Novo Resources Corp. announced high grade gold and antimony results from rock chip samples recently collected at its Blue Spec project located near the Company's Beatons Creek project in Western Australia. The Blue Spec gold-antimony project encompasses about 15 km of strike along the Blue Spec zone, an east-west trending corridor of steeply dipping structures cutting the 2.9 billion year old Mosquito Creek Formation and hosting gold-antimony mineralization.

Mineralization is of orogenic lode vein style and displays multiple stages of deposition. Some low to high grade gold mineralization occurs in quartz-carbonate veins with minor associated sulfides, however, most high grade gold occurs in stibnite+/-quartz veins. Stibnite is a Sb-sulfide mineral.
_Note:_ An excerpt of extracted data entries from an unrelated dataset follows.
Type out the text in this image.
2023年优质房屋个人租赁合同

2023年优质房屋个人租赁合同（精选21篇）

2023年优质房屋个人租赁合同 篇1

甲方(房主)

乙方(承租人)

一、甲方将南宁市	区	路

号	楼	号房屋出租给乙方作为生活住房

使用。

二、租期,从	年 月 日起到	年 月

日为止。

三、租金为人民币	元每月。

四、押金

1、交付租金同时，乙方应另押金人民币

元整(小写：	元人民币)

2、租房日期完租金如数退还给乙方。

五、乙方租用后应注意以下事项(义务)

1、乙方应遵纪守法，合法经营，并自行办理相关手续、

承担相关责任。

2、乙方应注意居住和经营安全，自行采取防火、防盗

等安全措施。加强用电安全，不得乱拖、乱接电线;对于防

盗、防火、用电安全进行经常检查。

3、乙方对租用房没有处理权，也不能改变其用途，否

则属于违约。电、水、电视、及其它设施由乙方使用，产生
This style of gold mineralization is present elsewhere in Australia including at Mandalay Resources' Costerfield mine in Victoria State. High grade shoots at the Blue Spec and Gold Spec mines collectively host indicated resources of 151,000 tonnes at 21.7 gpt Au (105,300 oz) and 1.7% Sb and inferred resources of 264,000 tonnes at 13.3 gpt Au (112,600 oz) and 1.0% Sb. This historical estimate, disclosed in Northwest's news release of September 30, 2013 and in the mineral resource statement issued by Northwest on the same date (the "Northwest Disclosure Documents"), are stated to have been reported in accordance with the 2012 edition of the Australasian Code for Reporting of Exploration Results, Mineral Resources and Ore Reserves (2012 JORC Code), which are consistent with sections 1.2 and 1.3 of NI 43-101.